What do the scientific studies say about some of these treatments? Echinacea use has no significant effect on the length or severity of colds. Zinc lozenges do reduce the length and severity of colds. Testing has not supported the claim that Airborne, a vitamin mixture, cures or prevents colds.
Besides possibly wasting one's money, what is the harm in trying or believing in alternative medical treatments? Someone might argue that if nothing else, one derives the placebo effect from a medication that has no other effect. And that is worth something, especially if it makes my cold feel better.

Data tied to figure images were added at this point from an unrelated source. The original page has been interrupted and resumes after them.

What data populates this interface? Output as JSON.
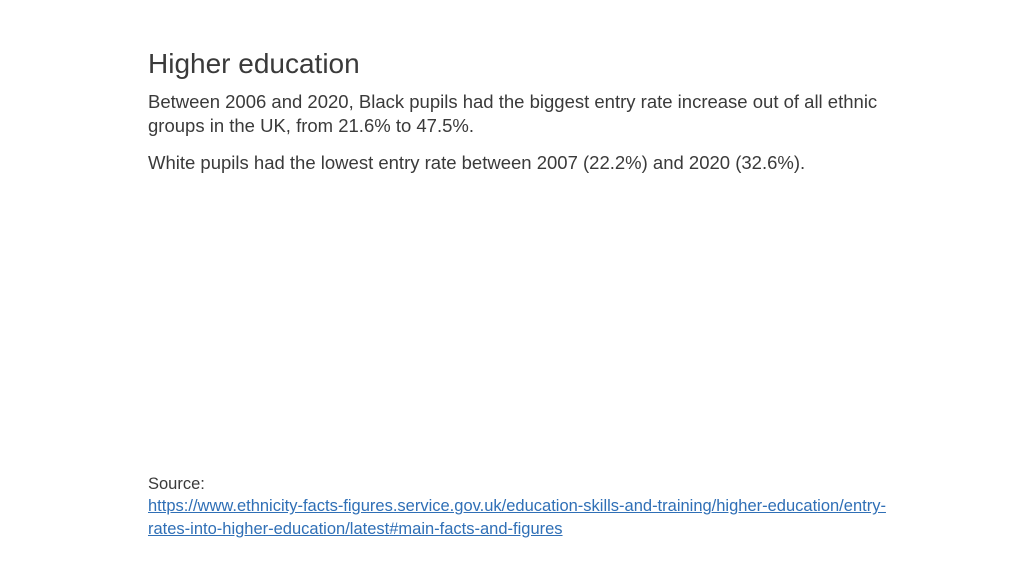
{
  "title": "Higher education",
  "paragraphs": [
    "Between 2006 and 2020, Black pupils had the biggest entry rate increase out of all ethnic groups in the UK, from 21.6% to 47.5%.",
    "White pupils had the lowest entry rate between 2007 (22.2%) and 2020 (32.6%)."
  ],
  "source": {
    "label": "Source:",
    "link_text": "https://www.ethnicity-facts-figures.service.gov.uk/education-skills-and-training/higher-education/entry-rates-into-higher-education/latest#main-facts-and-figures"
  },
  "colors": {
    "text": "#3a3a3a",
    "link": "#2f6fb6",
    "background": "#ffffff"
  },
  "typography": {
    "title_fontsize": 28,
    "body_fontsize": 18.5,
    "source_fontsize": 16.5,
    "font_family": "Arial"
  }
}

But there are several other more serious harms that could result from untested medical therapies. First, these remedies are not cheap. You're not just wasting a little money when a treatment doesn't actually work, you may have had to spend $50, or $100 or more on it. In a recent case in Sacramento, a woman with chronic pain had paid over $3,000 for a questionable "pain reduction" machine. Thieves stole the machine from her office. People in the community offered their support after her story was on the news and bought her another one. What was portrayed as an example of human charity and compassion at work on the news was actually a $6,000 waste of money. Second, many of these diet supplements and alternative treatments have not been thoroughly tested by the FDA or clinicians for safety. We do not know the long term effects of the drugs, we do not fully understand their side effects, we do not have reliable data about safe or effective dosages, we do not know how they may interact with other drugs, we don't know what's really in the pills because they are not as closely regulated, and people often do not tell their doctors that they are taking them. The manufacturers have proven themselves to be unscrupulous, and the FDA is not able to do careful monitoring of contents. So you are taking significant risks with your own health and safety. And you may be endangering others. Health food stores often sell a variety of herbal remedies that they recommend to pregnant women for morning sickness, pregnancy discomforts, cramps, or sleeplessness. There are even herbal remedies that are suggested by advocates for the overdue mother-to-be to induce or accelerate labor. The danger is that we do not have good information about the possible effects of such drugs on a fetus, and the development of the fetus, especially during the first trimester, is extremely sensitive and vulnerable. So taking alternative medical therapies is not as cheap or harmless as one might think.